Yanara Friedland is a German-American writer, translator, and teacher. She holds a PhD from the University of Denver and is the recipient of a 2016 DAAD research grant at the B/ORDERS in Motion Institute. She is author of the novel Uncountry: A Mythology, the 2015 winner of the Noemi Fiction Prize. Abraq ad Habra: I will create as I speak, a digital chapbook, is available from Essay Press. She is a member of the poets’ theater group GASP: Girls Assembling Something Perpetual and of the POG board of directors, a poetry reading series in Tucson, Arizona.

Uncountry: A Mythology

Blurbs

As a descendent of Chantal Akerman and Unica Zürn—among others—Friedland reimagines the origin myth.
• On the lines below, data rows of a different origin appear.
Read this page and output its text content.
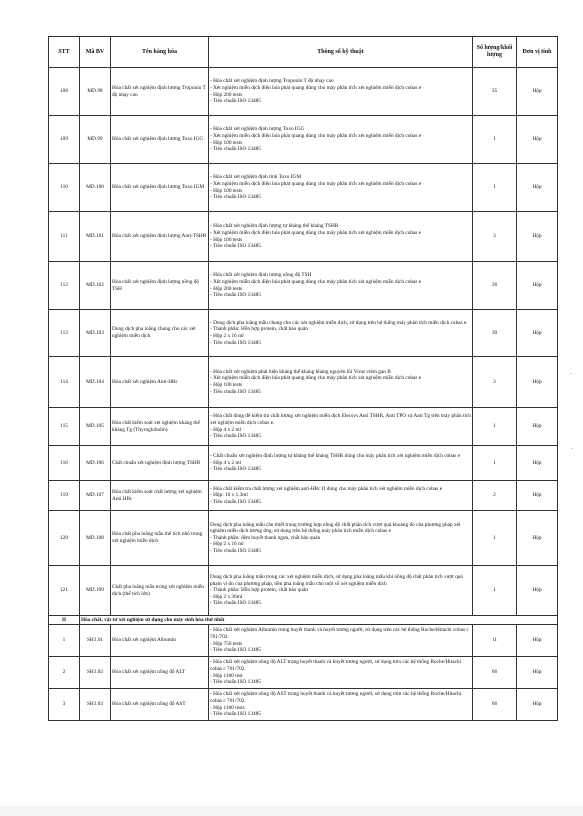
STT	Mã BV	Tên hàng hóa	Thông số kỹ thuật	Số lượng/khối lượng	Đơn vị tính
108	MD.98	Hóa chất xét nghiệm định lượng Troponin T độ nhạy cao	- Hóa chất xét nghiệm định lượng Troponin T độ nhạy cao
- Xét nghiệm miễn dịch điện hóa phát quang dùng cho máy phân tích xét nghiệm miễn dịch cobas e
- Hộp 200 tests
- Tiêu chuẩn ISO 13485	35	Hộp
109	MD.99	Hóa chất xét nghiệm định lượng Toxo IGG	- Hóa chất xét nghiệm định lượng Toxo IGG
- Xét nghiệm miễn dịch điện hóa phát quang dùng cho máy phân tích xét nghiệm miễn dịch cobas e
- Hộp 100 tests
- Tiêu chuẩn ISO 13485	1	Hộp
110	MD.100	Hóa chất xét nghiệm định lượng Toxo IGM	- Hóa chất xét nghiệm định tính Toxo IGM
- Xét nghiệm miễn dịch điện hóa phát quang dùng cho máy phân tích xét nghiệm miễn dịch cobas e
- Hộp 100 tests
- Tiêu chuẩn ISO 13485	1	Hộp
111	MD.101	Hóa chất xét nghiệm định lượng Anti-TSHR	- Hóa chất xét nghiệm định lượng tự kháng thể kháng TSHR
- Xét nghiệm miễn dịch điện hóa phát quang dùng cho máy phân tích xét nghiệm miễn dịch cobas e
- Hộp 100 tests
- Tiêu chuẩn ISO 13485	3	Hộp
112	MD.102	Hóa chất xét nghiệm định lượng nồng độ TSH	- Hóa chất xét nghiệm định lượng nồng độ TSH
- Xét nghiệm miễn dịch điện hóa phát quang dùng cho máy phân tích xét nghiệm miễn dịch cobas e
- Hộp 200 tests
- Tiêu chuẩn ISO 13485	36	Hộp
113	MD.103	Dung dịch pha loãng chung cho các xét nghiệm miễn dịch	- Dung dịch pha loãng mẫu chung cho các xét nghiệm miễn dịch, sử dụng trên hệ thống máy phân tích miễn dịch cobas e.
- Thành phần: Hỗn hợp protein, chất bảo quản
- Hộp 2 x 16 ml
- Tiêu chuẩn ISO 13485	30	Hộp
114	MD.104	Hóa chất xét nghiệm Anti-HBc	- Hóa chất xét nghiệm phát hiện kháng thể kháng kháng nguyên lõi Virus viêm gan B
- Xét nghiệm miễn dịch điện hóa phát quang dùng cho máy phân tích xét nghiệm miễn dịch cobas e
- Hộp 100 tests
- Tiêu chuẩn ISO 13485	3	Hộp
115	MD.105	Hóa chất kiểm soát xét nghiệm kháng thể kháng Tg (Thyroglobulin)	- Hóa chất dùng để kiểm tra chất lượng xét nghiệm miễn dịch Elecsys Anti TSHR, Anti TPO và Anti Tg trên máy phân tích xét nghiệm miễn dịch cobas e.
- Hộp 4 x 2 ml
- Tiêu chuẩn ISO 13485	1	Hộp
116	MD.106	Chất chuẩn xét nghiệm định lượng TSHR	- Chất chuẩn xét nghiệm định lượng tự kháng thể kháng TSHR dùng cho máy phân tích xét nghiệm miễn dịch cobas e
- Hộp 4 x 2 ml
- Tiêu chuẩn ISO 13485	1	Hộp
119	MD.107	Hóa chất kiểm soát chất lượng xét nghiệm Anti HBc	- Hóa chất kiểm tra chất lượng xét nghiệm anti-HBc II dùng cho máy phân tích xét nghiệm miễn dịch cobas e
- Hộp: 16 x 1.3ml
- Tiêu chuẩn ISO 13485	2	Hộp
120	MD.108	Hóa chất pha loãng mẫu thể tích nhỏ trong xét nghiệm miễn dịch	Dung dịch pha loãng mẫu cần thiết trong trường hợp nồng độ chất phân tích vượt quá khoảng đo của phương pháp xét nghiệm miễn dịch tương ứng, sử dụng trên hệ thống máy phân tích miễn dịch cobas e
- Thành phần: đệm huyết thanh ngựa, chất bảo quản
- Hộp 2 x 16 ml
- Tiêu chuẩn ISO 13485	1	Hộp
121	MD.109	Chất pha loãng mẫu trong xét nghiệm miễn dịch (thể tích lớn)	Dung dịch pha loãng mẫu trong các xét nghiệm miễn dịch, sử dụng pha loãng mẫu khi nồng độ chất phân tích vượt quá phạm vi đo của phương pháp, tiền pha loãng mẫu cho một số xét nghiệm miễn dịch
- Thành phần: Hỗn hợp protein, chất bảo quản
- Hộp 2 x 36ml
- Tiêu chuẩn ISO 13485	1	Hộp
II	Hóa chất, vật tư xét nghiệm sử dụng cho máy sinh hóa thứ nhất				
1	SH1.01	Hóa chất xét nghiệm Albumin	- Hóa chất xét nghiệm Albumin trong huyết thanh và huyết tương người, sử dụng trên các hệ thống Roche/Hitachi cobas c 701/702.
- Hộp 750 tests
- Tiêu chuẩn ISO 13485	11	Hộp
2	SH1.02	Hóa chất xét nghiệm nồng độ ALT	- Hóa chất xét nghiệm nồng độ ALT trong huyết thanh và huyết tương người, sử dụng trên các hệ thống Roche/Hitachi cobas c 701/702.
- Hộp 1100 test
- Tiêu chuẩn ISO 13485	66	Hộp
3	SH1.03	Hóa chất xét nghiệm nồng độ AST	- Hóa chất xét nghiệm nồng độ AST trong huyết thanh và huyết tương người, sử dụng trên các hệ thống Roche/Hitachi cobas c 701/702.
- Hộp 1100 tests
- Tiêu chuẩn ISO 13485	66	Hộp
-
-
Friedland’s permeable pages allow the reader entryway into a “mirror [that] becomes an open door,” a door through which we hear the echo of Ana Mendieta telling us “There is no original past to redeem: there is the void.” Uncountry is an invitation to that void, and Friedland serves as dream guide through this blend of the personal, political, and stunningly poetic.

Lily Hoang

Those patriarchs and matriarchs of Genesis wander through the tales of creation as if creation has never stopped, Abram still seeking that singular God in another land, his faith making him a nomad; Sarah still watching her son Isaac walk away with his father to Mount Moriah, a sacrifice in the making. Such stories—like the myths and fairy tales so easily excluded from the reality of the world they are bedrock to—tend to be kept in the airtight container of holy into which the imagination gazes but from which the mouth never takes a breath. The ease of such approach is—thankfully, fearfully, gracefully—not the case in Yanara Friedland’s beautiful book, Uncountry. Deep in the ethical vision of these prose pieces (each so dreamlike it seems the dream itself is dreaming) arrives the suggestion that the events of history—the heart-nulling wars, the Holocaust, the refugees broken by their own resistence; but also the personal fact, the harm of being anyone—reach back into the ancient tales and refuse them their pre-ordained eternity. The vision is reciprocal. Into the particular lives that fill this book, in wanders Lilith, Isaac, Ishmael, Esther, all the ancestors, nomads in the blood, nomads in the nerves, so that “I” am also the ancient tribe. I want to say these words are homesick for beginnings, but the vision invokes a truer nostalgia, one in which any given life is riddled by the old sources, identity succumbing to broader forms of being, where through history’s very wounds, wander the elders. It is not exactly healing they offer. Just a realization that all that feels solid in life is not so, and even when standing still, you are never still, but like all the nomads, some rumored elsewhere guides you—just as do these pages guide—away from yourself to get you home.